Yes. Tennessee charges a real estate transfer tax of 0.37% of the sale price ($0.37 per $100), and separately, a mortgage tax of 0.115% on the loan amount for buyers who finance. Both are customarily paid by the buyer in Tennessee, which is the opposite of the seller-paid norm in many other states. Like most closing costs, the split is technically negotiable in the purchase contract, so confirm it in writing rather than assuming.

Do I need an attorney to close on a home in Tennessee?

Not by law — Tennessee is a title/settlement-agent state, so a title company can handle the closing without a licensed attorney presiding, unlike attorney-mandatory states. In practice, many Tennessee closings still involve an attorney, either because the lender requires it, the title company is attorney-affiliated, or the buyer or seller wants one reviewing the contract. It's worth asking your agent and lender early who will actually run your specific closing.

What happens to property taxes when I buy a home in Tennessee?

Your property tax bill is set locally by the county assessor, and that valuation is independent of what the previous owner paid — don't assume your first bill will match the seller's last one. Rates and reassessment cycles vary by county and by city within a county, so similarly priced homes a few miles apart can carry different tax bills. Check with the local assessor's or trustee's office for the parcel you're buying, and ask whether a recent sale is likely to trigger a reassessment before you finalize your budget.

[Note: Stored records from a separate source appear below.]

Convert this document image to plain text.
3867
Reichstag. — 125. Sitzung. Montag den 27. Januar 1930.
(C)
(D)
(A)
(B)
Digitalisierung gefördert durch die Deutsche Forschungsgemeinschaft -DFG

How have Tennessee home prices moved over time?

Statewide, Tennessee home values are about 4.8 times their 1991 level, according to FHFA house price index data — one of the stronger long-run appreciation records in the country. The last 10 years alone account for a 117% gain, and prices are up 69% just since 2020, a pace tied to steady in-migration and no state income tax drawing buyers from higher-tax states. That's a history of what happened, not a forecast, but it helps explain why a longtime owner's tax bill can look very different from yours.